Panel: Changes can lure IT labor

The federal government can attract muchneeded information technology professionals by posting more job opportunities electronically and by offering tuition to students in exchange for a work commitment, according to preliminary recommendations by an interagency task force. These and other recommen

The federal government can attract much-needed information technology professionals by posting more job opportunities electronically and by offering tuition to students in exchange for a work commitment, according to preliminary recommendations by an interagency task force.

These and other recommendations were unveiled by members of the task force last week at the Virtual Government '99 conference in Washington, D.C. The group is seeking comments on its recommendations from federal employees and industry and will present its final recommendations to the CIO Council next month.

The recommendations deal with what many federal managers view as one of their toughest challenges in the years ahead: how to convince prospective IT workers to enter government and stay. With the demand for workers outstripping supply, the problem has become particularly urgent - in and out of government.

But the problem has special significance within government, where much of the IT labor pool appears on the brink of retirement.

"There are a whole lot of individuals who are in the period of leaving the federal work force," said Kelly Carnes, deputy assistant secretary in the Commerce Department's Office of Technology Policy. "It will become more of a competitive challenge to refill these jobs."

Ira Hobbs, deputy CIO at the Agriculture Department, said the government has to fight its prevailing image as a staid bureaucracy if it is to attract the kind of IT workers it needs. That would entail an effort to move away from its paper-based method of recruitment to increased use of the Internet.

"We are still recruiting the way we did five or 10 years ago," Hobbs said. "The folks we are talking about use computers, and that is how they get information. If we are posting [job opportunities] in the service and personnel offices, we are not going to reach them."

Hobbs cited the Internal Revenue Service's World Wide Web site, which features advertisements for employment opportunities, as an example of a tool that should be used throughout government. The IRS site allows prospective employees to submit their resumes electronically.

Joan Steyaert, deputy associate administrator in the General Services Administration's Office of Information Technology Policy, said the task force is considering a recommendation to start "an ROTC IT program" that would help students with tuition in exchange for a commitment to work for the government for up to five years. "If we are really to be competitive, we have to expand our activities of reaching out to universities," Steyaert said.

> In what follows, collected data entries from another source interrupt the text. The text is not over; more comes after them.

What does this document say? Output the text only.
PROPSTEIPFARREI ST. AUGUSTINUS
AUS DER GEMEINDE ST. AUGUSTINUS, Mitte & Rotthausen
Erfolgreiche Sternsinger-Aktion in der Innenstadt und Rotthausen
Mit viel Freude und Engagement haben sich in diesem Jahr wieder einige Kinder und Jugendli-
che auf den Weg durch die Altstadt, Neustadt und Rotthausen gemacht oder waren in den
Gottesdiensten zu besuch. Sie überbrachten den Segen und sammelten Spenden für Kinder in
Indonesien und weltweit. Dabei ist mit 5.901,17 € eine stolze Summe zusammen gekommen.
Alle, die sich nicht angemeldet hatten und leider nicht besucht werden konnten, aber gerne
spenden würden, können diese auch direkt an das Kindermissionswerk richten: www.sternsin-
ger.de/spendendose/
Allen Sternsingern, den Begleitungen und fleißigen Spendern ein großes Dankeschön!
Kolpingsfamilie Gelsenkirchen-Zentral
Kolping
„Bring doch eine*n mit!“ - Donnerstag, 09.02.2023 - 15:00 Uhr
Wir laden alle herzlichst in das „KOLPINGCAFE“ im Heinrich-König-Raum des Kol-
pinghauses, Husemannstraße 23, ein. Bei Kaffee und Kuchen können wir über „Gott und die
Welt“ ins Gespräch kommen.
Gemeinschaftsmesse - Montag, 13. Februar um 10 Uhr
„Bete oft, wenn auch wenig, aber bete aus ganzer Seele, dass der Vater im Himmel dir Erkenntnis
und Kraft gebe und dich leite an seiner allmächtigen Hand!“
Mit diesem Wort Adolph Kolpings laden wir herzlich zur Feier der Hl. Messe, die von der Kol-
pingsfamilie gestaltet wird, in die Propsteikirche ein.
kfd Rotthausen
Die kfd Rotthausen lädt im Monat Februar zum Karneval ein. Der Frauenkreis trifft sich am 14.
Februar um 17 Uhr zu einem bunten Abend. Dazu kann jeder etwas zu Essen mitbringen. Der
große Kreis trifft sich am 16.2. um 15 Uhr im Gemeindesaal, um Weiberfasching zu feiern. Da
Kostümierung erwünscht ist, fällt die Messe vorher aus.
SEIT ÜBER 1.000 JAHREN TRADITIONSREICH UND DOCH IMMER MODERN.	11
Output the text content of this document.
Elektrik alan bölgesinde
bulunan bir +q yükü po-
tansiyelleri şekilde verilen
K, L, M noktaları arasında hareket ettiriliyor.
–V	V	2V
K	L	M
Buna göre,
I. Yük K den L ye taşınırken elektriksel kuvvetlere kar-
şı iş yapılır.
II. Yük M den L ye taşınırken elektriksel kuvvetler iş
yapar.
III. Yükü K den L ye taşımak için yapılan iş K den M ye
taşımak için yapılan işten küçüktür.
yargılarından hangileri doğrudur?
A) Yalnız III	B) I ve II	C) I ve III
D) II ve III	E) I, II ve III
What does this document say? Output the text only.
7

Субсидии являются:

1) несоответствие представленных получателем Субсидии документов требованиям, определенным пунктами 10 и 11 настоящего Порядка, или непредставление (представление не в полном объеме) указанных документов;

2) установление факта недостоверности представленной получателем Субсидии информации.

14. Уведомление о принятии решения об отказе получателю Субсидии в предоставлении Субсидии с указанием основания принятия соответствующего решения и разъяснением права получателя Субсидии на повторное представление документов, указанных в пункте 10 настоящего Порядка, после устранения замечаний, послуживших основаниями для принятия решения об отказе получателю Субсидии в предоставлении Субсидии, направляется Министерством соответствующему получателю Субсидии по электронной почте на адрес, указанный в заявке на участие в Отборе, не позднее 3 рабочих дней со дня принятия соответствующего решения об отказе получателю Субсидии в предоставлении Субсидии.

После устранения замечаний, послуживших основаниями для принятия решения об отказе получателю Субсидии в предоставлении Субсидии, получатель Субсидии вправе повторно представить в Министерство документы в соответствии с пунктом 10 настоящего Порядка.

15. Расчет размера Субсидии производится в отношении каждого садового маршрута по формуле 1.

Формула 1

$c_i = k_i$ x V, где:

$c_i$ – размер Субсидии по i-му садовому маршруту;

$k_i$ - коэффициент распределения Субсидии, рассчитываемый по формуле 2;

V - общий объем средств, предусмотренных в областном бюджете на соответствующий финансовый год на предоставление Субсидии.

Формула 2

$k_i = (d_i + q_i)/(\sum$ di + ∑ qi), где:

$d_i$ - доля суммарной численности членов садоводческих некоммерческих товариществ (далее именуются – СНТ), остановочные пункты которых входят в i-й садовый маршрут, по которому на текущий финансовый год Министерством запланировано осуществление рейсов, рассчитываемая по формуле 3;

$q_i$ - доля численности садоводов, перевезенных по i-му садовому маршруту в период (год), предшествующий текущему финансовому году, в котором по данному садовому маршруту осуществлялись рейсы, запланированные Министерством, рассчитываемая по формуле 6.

John Putzier, president of FirStep Inc., a performance improvement training firm in Prospect, Pa., said tuition-exchange programs are not that effective. "It's not addressing the real issue," he said. "The real issue is why would anybody want to work there, not why would anybody have to work there.... Who wants employees who are shackled to the place?"

Hobbs said the group also will recommend that the government offer lump sum recruitment and retention bonuses and use "pay banding" to allow agencies to offer a wider range of salaries for specific jobs. He said the government also should emphasize its generous benefits.

But electronic posting and tuition plans may not help the government attract IT workers as well as a good marketing campaign will, according to Putzier. "Posting jobs electronically would help because you're getting your job out to more people," Putzier said. "But all that does is get you in line with everybody else."

Marketing federal benefits is a good idea, said Putzier, who also heads a special high-technology issues group at the Society for Human Resource Management. "Microsoft doesn't pay as well as its competitors do, but it's a neat place to work," he said. "[The federal government] has a terrific benefits plan. Their benefits are better than anybody else's in industry."

Federal agencies also should highlight the uniqueness of their missions, Putzier said. "Give [IT recruits] a sense of purpose - that they are not just data entry people, that they are affecting the world in some way," he said.

Steyaert said the government also has trouble retaining employees at the middle and executive levels. To help retain mid-level employees, Steyaert said the task force plans to recommend the government set up a "gateway of gateways" that would serve as a centralized site for training in areas for IT specialties. She said the Labor Department's "America's Learning eXchange" and Commerce's "go for IT!" Web sites could serve as models.

Hobbs said agencies should consider federal employees who are not currently working in IT as well as targeting women, minorities and people with disabilities. For executive-level jobs, Steyaert suggested that government and industry could rotate jobs to expand employees' knowledge.